A afinidade não é o mais brilhante, mas o mais sutil, delicado e penetrante dos sentimentos.
É o mais independente. Não importa o tempo, a ausência,
os adiamentos, as distâncias, as impossibilidades.
Quando há afinidade, qualquer reencontro retoma a relação,
o diálogo, a conversa, o afeto no exato ponto em que foi interrompido
. Afinidade é não haver tempo mediando a vida.
É uma vitória do adivinhado sobre o real. Do subjetivo para o objetivo.
Do permanente sobre o passageiro.
Do básico sobre o superficial. Ter afinidade é muito raro.
Mas quando existe não precisa de códigos verbais para se manifestar.
Existia antes do conhecimento, irradia durante e permanece
depois que as pessoas deixaram de estar juntas.

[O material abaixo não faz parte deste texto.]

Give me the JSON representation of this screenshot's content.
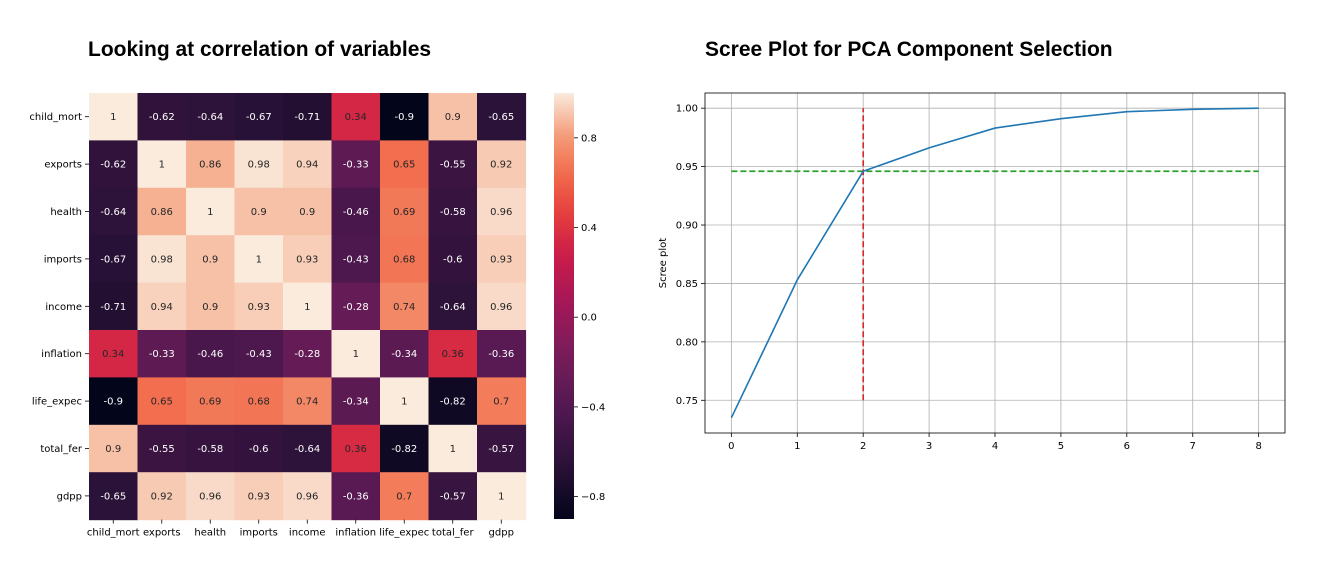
{
  "titles": {
    "left": "Looking at correlation of variables",
    "right": "Scree Plot for PCA Component Selection"
  },
  "colors": {
    "scree_line": "#1f77b4",
    "threshold_hline": "#2ca02c",
    "threshold_vline": "#d62728",
    "grid": "#b0b0b0"
  },
  "chart_data": [
    {
      "type": "heatmap",
      "title": "Looking at correlation of variables",
      "variables": [
        "child_mort",
        "exports",
        "health",
        "imports",
        "income",
        "inflation",
        "life_expec",
        "total_fer",
        "gdpp"
      ],
      "matrix": [
        [
          1,
          -0.62,
          -0.64,
          -0.67,
          -0.71,
          0.34,
          -0.9,
          0.9,
          -0.65
        ],
        [
          -0.62,
          1,
          0.86,
          0.98,
          0.94,
          -0.33,
          0.65,
          -0.55,
          0.92
        ],
        [
          -0.64,
          0.86,
          1,
          0.9,
          0.9,
          -0.46,
          0.69,
          -0.58,
          0.96
        ],
        [
          -0.67,
          0.98,
          0.9,
          1,
          0.93,
          -0.43,
          0.68,
          -0.6,
          0.93
        ],
        [
          -0.71,
          0.94,
          0.9,
          0.93,
          1,
          -0.28,
          0.74,
          -0.64,
          0.96
        ],
        [
          0.34,
          -0.33,
          -0.46,
          -0.43,
          -0.28,
          1,
          -0.34,
          0.36,
          -0.36
        ],
        [
          -0.9,
          0.65,
          0.69,
          0.68,
          0.74,
          -0.34,
          1,
          -0.82,
          0.7
        ],
        [
          0.9,
          -0.55,
          -0.58,
          -0.6,
          -0.64,
          0.36,
          -0.82,
          1,
          -0.57
        ],
        [
          -0.65,
          0.92,
          0.96,
          0.93,
          0.96,
          -0.36,
          0.7,
          -0.57,
          1
        ]
      ],
      "colorbar": {
        "vmin": -0.9,
        "vmax": 1.0,
        "ticks": [
          0.8,
          0.4,
          0.0,
          -0.4,
          -0.8
        ],
        "tick_labels": [
          "0.8",
          "0.4",
          "0.0",
          "−0.4",
          "−0.8"
        ]
      }
    },
    {
      "type": "line",
      "title": "Scree Plot for PCA Component Selection",
      "xlabel": "",
      "ylabel": "Scree plot",
      "x": [
        0,
        1,
        2,
        3,
        4,
        5,
        6,
        7,
        8
      ],
      "y": [
        0.735,
        0.853,
        0.946,
        0.966,
        0.983,
        0.991,
        0.997,
        0.999,
        1.0
      ],
      "xticks": [
        0,
        1,
        2,
        3,
        4,
        5,
        6,
        7,
        8
      ],
      "yticks": [
        0.75,
        0.8,
        0.85,
        0.9,
        0.95,
        1.0
      ],
      "ytick_labels": [
        "0.75",
        "0.80",
        "0.85",
        "0.90",
        "0.95",
        "1.00"
      ],
      "xlim": [
        -0.4,
        8.4
      ],
      "ylim": [
        0.722,
        1.013
      ],
      "grid": true,
      "hline": {
        "y": 0.946,
        "x_from": 0,
        "x_to": 8,
        "style": "dashed"
      },
      "vline": {
        "x": 2,
        "y_from": 0.75,
        "y_to": 1.0,
        "style": "dashed"
      }
    }
  ]
}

O que você tem dificuldade de expressar a um não afim,
sai simples e claro diante de alguém com quem você tem afinidade.
Afinidade é ficar longe pensando parecido a respeito
dos mesmos fatos que impressionam, comovem ou mobilizam.
É ficar conversando sem trocar palavras.
É receber o que vem do outro com aceitação anterior ao entendimento.
Afinidade é sentir com. Nem sentir contra,
nem sentir para, nem sentir por, nem sentir pelo.
Quanta gente ama loucamente, mas sente contra o ser amado
. Quantos amam e sentem para o ser amado, não para eles próprios.
Sentir com é não ter necessidade de explicar o que está sentindo.
É olhar e perceber. É mais calar do que falar, ou,
quando é falar, jamais explicar: apenas afirmar.
Afinidade é jamais sentir por. Quem sente por,
confunde afinidade com masoquismo. Mas quem sente com,
avalia sem se contaminar. Compreende sem ocupar o lugar do outro.
Aceita para poder questionar. Quem não tem afinidade,
questiona por não aceitar. Afinidade é ter perdas
semelhantes e iguais esperanças. É conversar no silêncio,
tanto nas possibilidades exercidas quanto das impossibilidade vividas.
Afinidade é retomar a relação no ponto em que parou
sem lamentar o tempo de separação.
Porque tempo e separação nunca existiram.
Foram apenas oportunidades dadas (tiradas) pela vida,
para que a maturação comum pudesse se dar.
E para que cada pessoa pudesse e possa ser,
cada vez mais a expressão do outro sob
a forma ampliada do eu individual aprimorado.